About 1.36 billion people are expected to see films this year, compared with 1.29 billion in 2011.
Takings at US theatres are predicted to jump by 6 per cent, to $US10.8 billion, according to Paul Dergarabedian, a box-office analyst for Hollywood.com. Ticket prices have remained the same.
The anticipated rise in attendance would be the industry's biggest yearly increase since 2002.
Lately, studios and publicly traded theatre chains such as Regal Entertainment suffered drops in annual attendance, which resulted in them charging more for admission and concessions.
The expected rise in attendance comes despite a poor summer season, in which studios typically take 40 per cent of their year's revenue. Summer ticket revenue fell 3 per cent and attendance hit a 19-year low.
The July theatre shootings in Colorado kept some people home, though many films were simply mediocre.
But how Americans respond to movies became less important to studios this year.
Look no further than Ice Age: Continental Drift, from 20th Century Fox, to understand why.
US ticket sales for the fourth instalment in the animated series, were $US161 million, a 24 per cent decline from Ice Age: Dawn of the Dinosaurs in 2009, after adjusting for inflation.
Then why is Fox thrilled with its performance and developing a fifth chapter? Because Continental Drift took $US714 million overseas, including $US68 million in China.
Movies are a cyclical business in which a couple of hits - or misses - can whipsaw results. To that end, analysts emphasise that 2012 benefited greatly from just two films: The Hunger Games in March and Skyfall in November.

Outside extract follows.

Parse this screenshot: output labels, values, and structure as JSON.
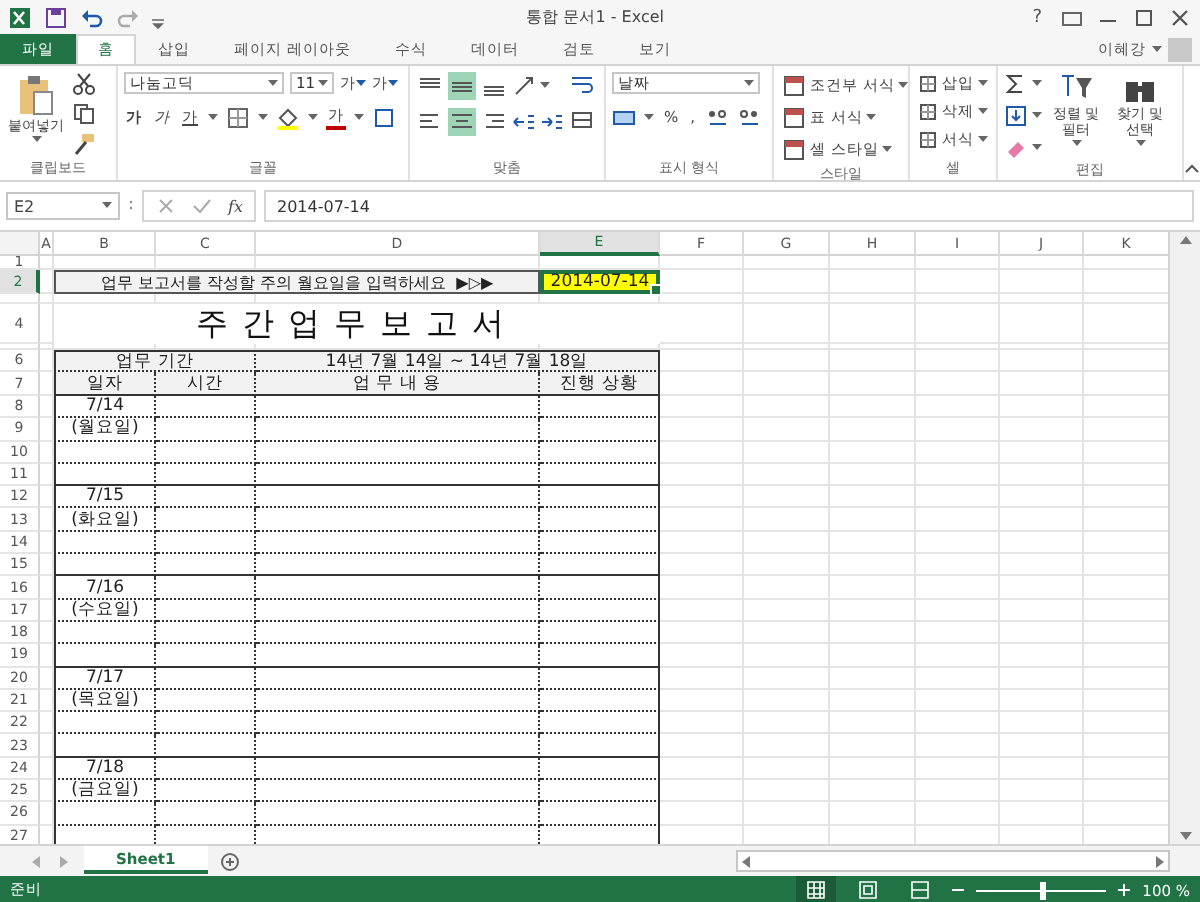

Backed by a social media marketing campaign, Lionsgate's Hunger Games became the No.3 movie of the year, taking about $US408 million domestically, and a global total of $US686.5 million.
The Avengers, from Disney's Marvel Studios, was the No.1 movie, taking in $US623.4 million in North America, part of a global total of $US1.51 billion - while The Dark Knight Rises, from Warner Bros, was second, taking in $US448.1 million, for a global total of $US1.08 billion.
Skyfall, from Sony and MGM, demonstrated how an ageing franchise can be reinvigorated if new instalments are worth seeing. Skyfall has taken $US280 million in North America and $US694.3 million overseas, making it one of the best-performing James Bond movies, even adjusting for inflation.